A PANELA

A velha empregada de minha família era uma mulher de cor.
Chico, o neto dela, - como é costume acontecer quando não temos irmãos, - era o meu companheiro constante de brincadeiras e folguedos.
Em tudo quanto fazíamos, a parte do Chico era sempre a mais pesada, secundária e passiva.
Ele tinha sempre que dar e, nunca, que receber.

Um dia corri para a casa, à saída da escola porque Chico e eu tínhamos projetado construir uma vala que fosse do poço à lavanderia.
Sem darmos por isso, cada um de nós assumiu logo o seu papel, - como de costume.
Chico era o "condenado" a trabalhos forçados, suando e repetindo esforços. E eu o implacável guarda, com uma vara na mão !
A maneira como eu estava maltratando aquele menino negro, era quase digna de um adulto imbuído de preconceitos de cor.
Foi quando a nossa empregada chamou-nos:
- Crianças, venham por a minha panela no fogão !

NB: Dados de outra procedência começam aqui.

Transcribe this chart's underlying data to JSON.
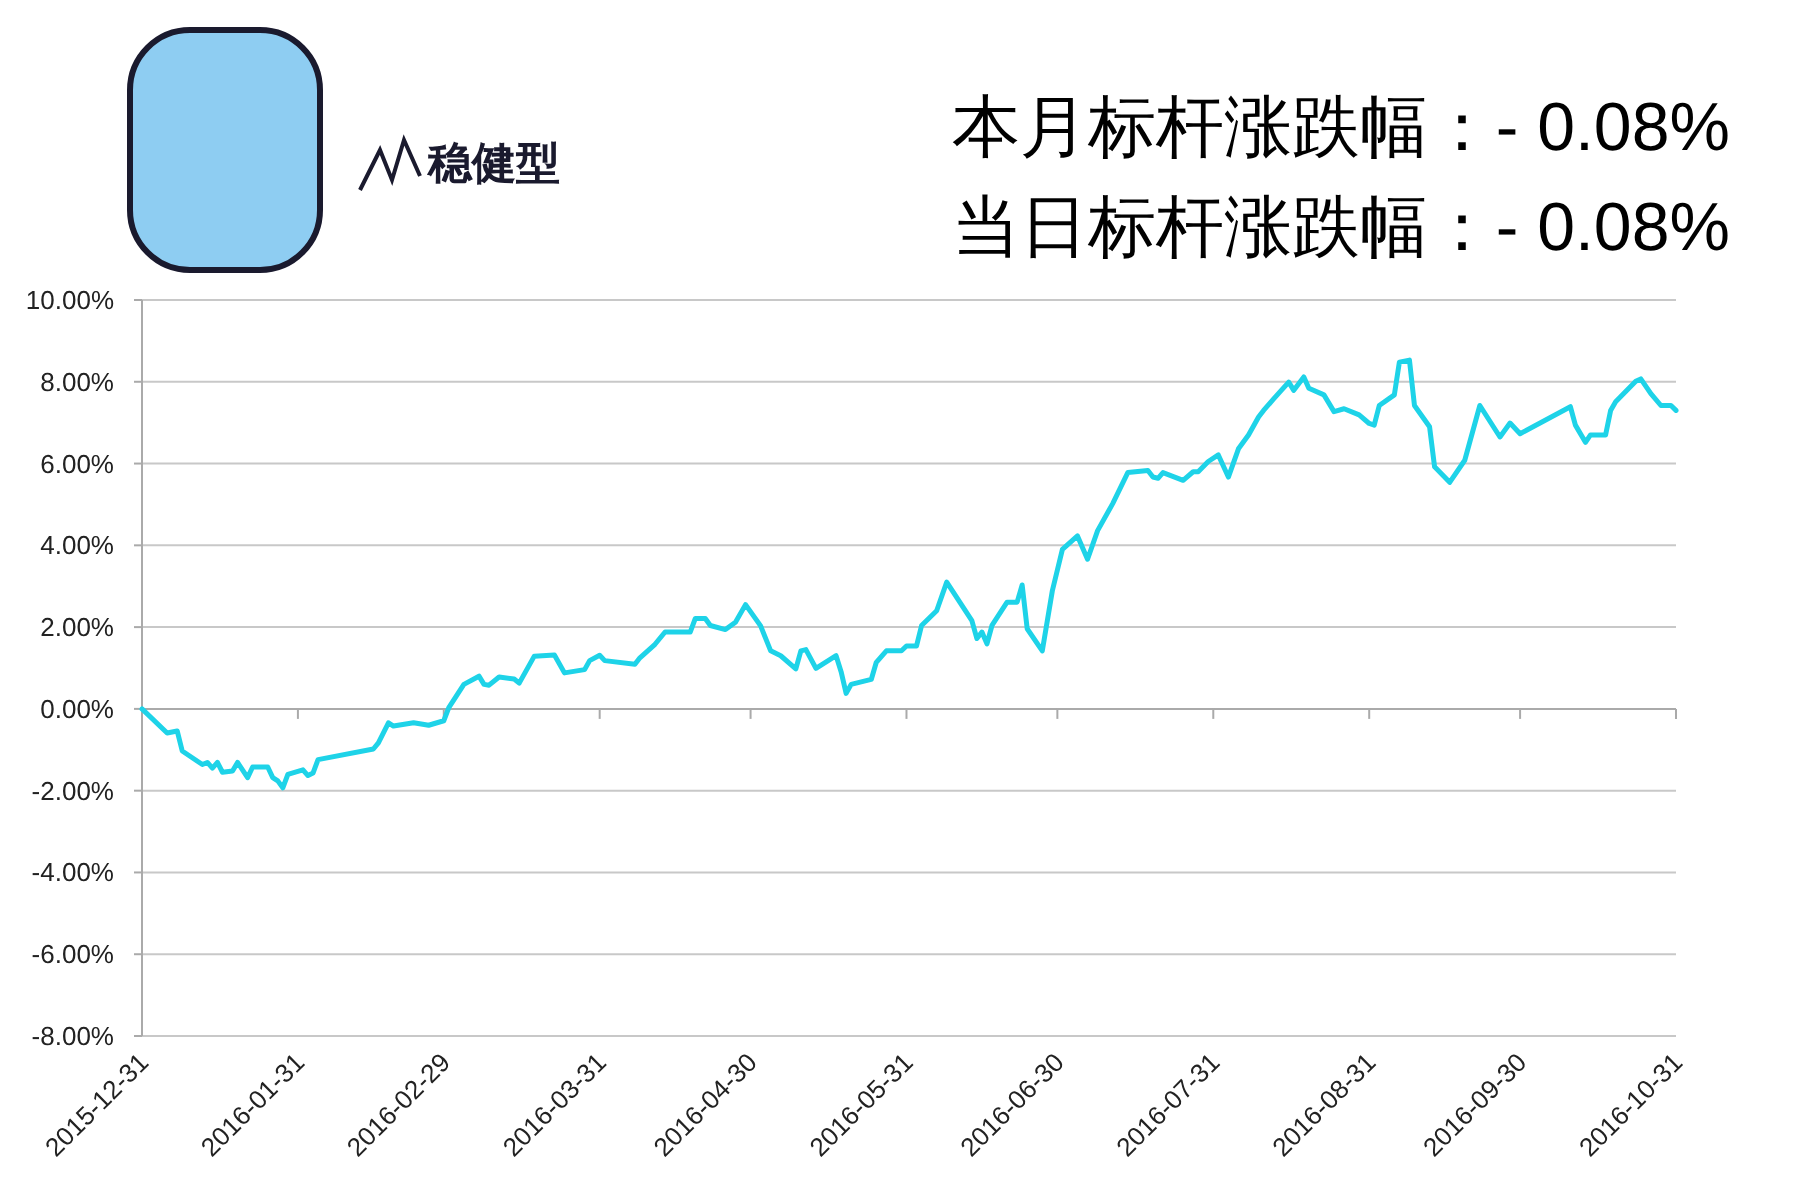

Corremos para a cozinha. A panela estava no chão e nós agarramos com ambas as mãos. Mas com um grito a largamos, perplexos de que ela nos tivesse mandado pegar em uma coisa que, - era evidente que sabia, - estava extremamente quente.
Em seguida, em graves e brandas palavras, tão nítidas e simples que até hoje as posso escutar, partindo do fundo do tempo, disse-nos assim:
- Ora ! Vocês dois se queimaram. Que coisa mais engraçada ! A cor da pele de vocês é tão diferente, mas a dor que estão sentindo é igual para ambos, não é verdade ?

Concordamos que sim.
E nunca mais pude me esquecer desse episódio que sem dúvida alguma, fez de mim uma pessoa diferente.